To eliminate TB, we need new tools and investments!
To eliminate TB, we need better diagnostics, better treatments, and better vaccines. All of this requires better research and more investments in R&D.
By Madlen Nash & Vaidehi Nafade
This week, Moscow hosted the first-ever World Health Organization Ministerial Conference on tuberculosis. The meeting culminated in the Moscow Declaration to End TB, a commitment by country representatives to step up their efforts in the fight to end TB. Commitments made this week will hopefully inform policy developments at an UN General Assembly meeting on TB, slated for 2018.
In preparation for the Ministerial Conference, the WHO Global TB Programme prepared a policy brief, titled ‘Global Investments in TB R&D: Past, Present, and Future’. The report, released today, includes contributions from several partners. We were pleased that McGill International TB Centre was also given a chance to contribute to this important report.

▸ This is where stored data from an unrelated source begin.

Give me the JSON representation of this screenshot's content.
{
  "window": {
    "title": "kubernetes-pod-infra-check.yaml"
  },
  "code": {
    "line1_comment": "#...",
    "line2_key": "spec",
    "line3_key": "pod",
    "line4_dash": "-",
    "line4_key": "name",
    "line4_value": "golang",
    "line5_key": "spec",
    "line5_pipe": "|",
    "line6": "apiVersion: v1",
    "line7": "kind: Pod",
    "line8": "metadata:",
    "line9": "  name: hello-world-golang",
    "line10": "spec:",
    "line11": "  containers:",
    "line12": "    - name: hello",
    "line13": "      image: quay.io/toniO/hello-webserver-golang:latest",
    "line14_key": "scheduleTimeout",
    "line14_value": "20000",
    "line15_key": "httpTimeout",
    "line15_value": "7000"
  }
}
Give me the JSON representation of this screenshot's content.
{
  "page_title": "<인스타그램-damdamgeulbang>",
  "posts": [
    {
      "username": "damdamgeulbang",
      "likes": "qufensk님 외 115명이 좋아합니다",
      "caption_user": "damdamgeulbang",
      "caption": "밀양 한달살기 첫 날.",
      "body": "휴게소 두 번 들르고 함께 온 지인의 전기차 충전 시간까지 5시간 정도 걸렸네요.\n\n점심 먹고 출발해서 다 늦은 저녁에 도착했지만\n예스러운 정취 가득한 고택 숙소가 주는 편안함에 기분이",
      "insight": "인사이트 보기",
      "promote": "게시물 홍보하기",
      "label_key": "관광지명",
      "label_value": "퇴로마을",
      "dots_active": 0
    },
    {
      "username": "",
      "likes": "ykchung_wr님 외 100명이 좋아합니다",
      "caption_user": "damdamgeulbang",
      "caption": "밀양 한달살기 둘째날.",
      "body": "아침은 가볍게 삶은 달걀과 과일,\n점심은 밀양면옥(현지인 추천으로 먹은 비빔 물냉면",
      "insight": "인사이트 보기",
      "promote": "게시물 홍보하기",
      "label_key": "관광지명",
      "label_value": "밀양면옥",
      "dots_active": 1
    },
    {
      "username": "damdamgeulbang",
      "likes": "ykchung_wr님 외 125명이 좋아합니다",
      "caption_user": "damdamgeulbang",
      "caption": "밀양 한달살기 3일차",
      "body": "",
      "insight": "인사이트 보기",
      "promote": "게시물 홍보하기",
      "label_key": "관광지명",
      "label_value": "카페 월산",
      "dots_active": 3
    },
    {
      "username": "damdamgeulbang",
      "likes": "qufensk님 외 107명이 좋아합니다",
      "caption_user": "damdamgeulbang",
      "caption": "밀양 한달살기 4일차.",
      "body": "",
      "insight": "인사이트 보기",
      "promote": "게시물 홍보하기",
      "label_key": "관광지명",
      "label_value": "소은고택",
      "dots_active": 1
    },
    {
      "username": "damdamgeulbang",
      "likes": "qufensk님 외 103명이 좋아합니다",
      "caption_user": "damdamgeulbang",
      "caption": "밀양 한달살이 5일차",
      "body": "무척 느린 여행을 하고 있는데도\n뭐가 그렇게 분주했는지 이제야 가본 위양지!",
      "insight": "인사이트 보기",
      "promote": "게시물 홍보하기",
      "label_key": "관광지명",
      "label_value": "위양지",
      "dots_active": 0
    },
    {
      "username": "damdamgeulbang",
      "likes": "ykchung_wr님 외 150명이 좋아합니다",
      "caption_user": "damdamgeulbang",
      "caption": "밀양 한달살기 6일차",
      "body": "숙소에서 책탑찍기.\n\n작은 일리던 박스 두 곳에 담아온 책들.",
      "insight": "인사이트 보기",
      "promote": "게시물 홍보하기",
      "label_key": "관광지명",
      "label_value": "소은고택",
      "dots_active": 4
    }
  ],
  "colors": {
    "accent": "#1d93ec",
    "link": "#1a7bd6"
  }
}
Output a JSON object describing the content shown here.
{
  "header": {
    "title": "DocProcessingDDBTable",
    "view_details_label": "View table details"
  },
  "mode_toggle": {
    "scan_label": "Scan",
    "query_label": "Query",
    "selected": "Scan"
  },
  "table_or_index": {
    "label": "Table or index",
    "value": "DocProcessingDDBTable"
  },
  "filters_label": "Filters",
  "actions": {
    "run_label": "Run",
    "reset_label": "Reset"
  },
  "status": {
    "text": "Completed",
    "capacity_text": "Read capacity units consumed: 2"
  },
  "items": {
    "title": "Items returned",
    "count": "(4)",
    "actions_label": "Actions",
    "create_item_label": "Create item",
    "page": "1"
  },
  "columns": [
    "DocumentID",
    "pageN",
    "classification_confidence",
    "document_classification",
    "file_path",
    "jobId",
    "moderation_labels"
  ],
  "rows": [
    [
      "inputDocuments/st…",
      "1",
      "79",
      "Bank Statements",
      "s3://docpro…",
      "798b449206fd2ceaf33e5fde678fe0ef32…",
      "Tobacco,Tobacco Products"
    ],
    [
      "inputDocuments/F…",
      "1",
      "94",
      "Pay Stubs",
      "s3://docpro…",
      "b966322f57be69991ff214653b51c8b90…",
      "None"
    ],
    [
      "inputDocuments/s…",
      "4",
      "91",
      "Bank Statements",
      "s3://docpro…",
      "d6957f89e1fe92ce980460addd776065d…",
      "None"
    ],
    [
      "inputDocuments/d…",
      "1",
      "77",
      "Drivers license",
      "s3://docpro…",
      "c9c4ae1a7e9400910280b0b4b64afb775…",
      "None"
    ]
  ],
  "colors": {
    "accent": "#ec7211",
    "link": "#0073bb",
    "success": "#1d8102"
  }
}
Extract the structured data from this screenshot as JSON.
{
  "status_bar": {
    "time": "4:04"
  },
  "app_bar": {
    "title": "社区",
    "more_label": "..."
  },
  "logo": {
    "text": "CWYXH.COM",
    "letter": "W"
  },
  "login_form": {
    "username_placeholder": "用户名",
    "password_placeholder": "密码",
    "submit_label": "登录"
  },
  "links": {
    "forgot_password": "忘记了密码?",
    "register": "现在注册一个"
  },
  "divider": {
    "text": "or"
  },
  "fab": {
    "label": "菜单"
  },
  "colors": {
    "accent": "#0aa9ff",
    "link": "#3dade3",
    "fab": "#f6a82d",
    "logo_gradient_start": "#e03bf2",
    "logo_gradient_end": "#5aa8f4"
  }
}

Research is the third pillar of the End TB Strategy. The policy report begins by reviewing just how important TB research is: from the past discovery of streptomycin to current improvements in diagnostics, TB R&D has helped reduce incidence and mortality in many countries. But the current rate of decline is not enough - incidence needs to fall by 10% rather than 2% to meet End TB targets. To eliminate TB, we need better diagnostics, better treatments, and better vaccines. All of this requires better research and more investments in R&D.
Unfortunately, better research is a difficult goal to achieve when funding for TB R&D has never matched the world’s targets. In fact, globally we’ve never managed to obtain more than one-third of the funding needed. Currently, there isn’t a single area of research that doesn’t fall short. And most of the funding that is available comes from the public sector, and from a few countries, especially the United States.
The next chapter looks at where the field stands, and where it needs to go. There’s good news and bad news. There are many diagnostic assays being developed, but they are mostly high-complexity assays that may not result in a simple, point-of-care test; there are 30 compounds in the drug pipeline while 17 years ago there were none; 12 vaccines are in clinical development and more in preclinical research, but these vaccines are not very diverse.
Our team at the McGill International TB Centre was tasked with the job of assessing how global research in TB has evolved over the past decade and how it aligns with key research priorities. We conducted a bibliometric analysis of all TB research published from 2007 to 2016. Bibliometric analysis involves analyzing citations to examine trends in research output, countries of publication, and the dynamics of international collaboration.
Some of our findings weren’t too surprising: the number of publications is growing every year, and the United States has the most publications of any country. But the rate of publication growth was much higher among BRICS countries, and India, China, and South Africa were among the top 5 publishing countries (graphic below). We found that countries have been collaborating more and more throughout the years, but low-/middle- income countries are mostly collaborating with high-income countries, and not with each other.
Overall, the report demonstrates that there have been some great breakthroughs in TB research but financial investment hasn’t been enough to facilitate the development the field needs. And the final chapter in the report illustrates just how little money TB has been getting through the years: only 0.25% of global health spending. Other diseases - that often infect the same population susceptible to TB - such as HIV and malaria receive significantly more funding, even relative to measures of burden.
Unfortunately, we’re at a time where the future of funding for TB R&D seems shaky: the new administration in the U.S. has proposed cuts to major funding sources for TB and global health, including the NIH, CDC, and USAID. As the U.S. is still the top research-producing and major funder of TB research, these budget cuts pose a serious threat to productivity in the field.
However, the retreat of the U.S. from global health represents an opportunity for other countries, particularly BRICS, to step up. As we described in our chapter, BRICS countries are publishing more than ever, and some BRICS countries, notably China, are also emerging as major research funders. As their ministers meet in Moscow this week, there is an excellent opportunity for these countries to collectively increase their investment in TB. As rapidly developing economies with the largest burden of TB, BRICS have the resources and obligation to commit to TB R&D, collaborate with each other and accelerate progress towards elimination.
As Canadian students passionate about social justice and global health, we also hope our country will step up and make a bigger contribution to global TB control and R&D. Canada's official development assistance is about 0.26 per cent of our country's gross national income (GNI), well below the target of 0.7%. So, we must do better. In addition to increasing development assistance, Canada has much more to offer. Canada is blessed with some of the best academic researchers and innovators working in global health, especially TB. So, we hope Canada will go well beyond provision of international aid, and find a way to harness the abundant scientific talent in Canada, including budding researchers like us!